Judaism under Constantius
Judaism faced some severe restrictions under Constantius, who seems to have followed an anti-Jewish policy in line with that of his father. Early in his reign, Constantius issued a double edict in concert with his brothers limiting the ownership of slaves by Jewish people and banning marriages between Jews and Christian women. A later edict (issued by Constantius after becoming sole Emperor) decreed that a person who was proven to have converted from Christianity to Judaism would have their entire property confiscated by the state. However, it should be noted that Constantius' actions in this regard may not have been so much to do with Jewish religion as Jewish business; apparently, it was often the case that privately-owned Jewish businesses were in competition with state-owned businesses. As such, Constantius may have sought to provide as much of an advantage to the state-owned businesses as possible by limiting the skilled workers and the slaves available to the Jewish businesses.

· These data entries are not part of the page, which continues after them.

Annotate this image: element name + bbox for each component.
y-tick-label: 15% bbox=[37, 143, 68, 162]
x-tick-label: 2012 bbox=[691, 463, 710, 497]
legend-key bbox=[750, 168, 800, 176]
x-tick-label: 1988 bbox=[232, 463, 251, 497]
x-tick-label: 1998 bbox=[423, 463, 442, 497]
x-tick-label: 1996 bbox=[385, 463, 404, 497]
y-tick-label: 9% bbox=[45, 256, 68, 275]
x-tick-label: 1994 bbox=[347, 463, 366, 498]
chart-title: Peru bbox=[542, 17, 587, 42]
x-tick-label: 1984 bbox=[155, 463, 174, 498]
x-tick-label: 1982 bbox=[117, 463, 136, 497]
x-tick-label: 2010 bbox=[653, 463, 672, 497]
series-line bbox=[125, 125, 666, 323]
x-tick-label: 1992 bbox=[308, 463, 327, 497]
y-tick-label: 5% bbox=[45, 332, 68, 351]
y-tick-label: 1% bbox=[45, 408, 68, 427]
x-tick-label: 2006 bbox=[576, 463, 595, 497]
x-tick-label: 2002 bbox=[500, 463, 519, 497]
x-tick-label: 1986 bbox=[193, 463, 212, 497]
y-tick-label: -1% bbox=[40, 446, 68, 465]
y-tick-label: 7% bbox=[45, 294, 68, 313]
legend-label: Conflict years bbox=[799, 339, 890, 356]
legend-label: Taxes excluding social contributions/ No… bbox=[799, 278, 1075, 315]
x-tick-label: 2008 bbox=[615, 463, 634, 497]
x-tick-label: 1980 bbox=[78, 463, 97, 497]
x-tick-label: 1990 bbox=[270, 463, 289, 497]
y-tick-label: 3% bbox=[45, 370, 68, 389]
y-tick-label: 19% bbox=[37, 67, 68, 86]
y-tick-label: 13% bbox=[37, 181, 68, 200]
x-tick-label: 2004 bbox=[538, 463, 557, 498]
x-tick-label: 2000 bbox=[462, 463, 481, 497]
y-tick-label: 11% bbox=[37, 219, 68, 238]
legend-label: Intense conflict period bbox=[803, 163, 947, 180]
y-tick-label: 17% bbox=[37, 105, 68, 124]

Religious Edicts Issued by Constantius
Pagan-related edicts issued by Constantius (by himself or with others) included:
The banning of sacrifices;
The closing of pagan temples;
Edicts against soothsayers and magicians.
Christian-related edicts issued by Constantius (by himself or with others) included:
Exemption from compulsory public service for the clergy; * Exemption from compulsory public service for the sons of clergy;
Tax exemptions for clergy and their servants, also later for their family;
Clergy and the issue of private property;
Bishops exempted from being tried in secular courts;
Christian prostitutes only able to be bought by Christians.
Jew-related edicts issued by Constantius (by himself or with others) included:
Weaving women who moved from working for the government to working for Jews, must be restored to the government; Jews may not marry Christian women; Jews may not attempt to convert Christian women;
Any non-Jewish slave bought by a Jew will be confiscated by the state; if a Jew attempts to circumcise a non-Jewish slave, the slave will be freed and the Jew shall face capital punishment; any Christian slaves owned by a Jew will be taken away and freed;
A person who is proven to have converted from Christianity to Judaism shall have their property confiscated by the state.
Constantius II is a particularly difficult figure to judge properly, mainly as a result of the hostility of most every source that mentions him.
A.H.M Jones writes that Constantius "appears in the pages of Ammianus as a conscientious emperor but a vain and stupid man, an easy prey to flatterers. He was timid and suspicious, and interested persons could easily play on his fears for their own advantage."
However, Kent & M. and A. Hirmer suggest that Constantius "has suffered at the hands of unsympathetic authors, ecclesiastical and civil alike. To orthodox churchmen he was a bigoted supporter of the Arian heresy, to Julian the Apostate and the many who have subsequently taken his part he was a murderer, a tyrant and inept as a ruler". They go on to add, "Most contemporaries seem in fact to have held him in high esteem, and he certainly inspired loyalty in a way his brother could not".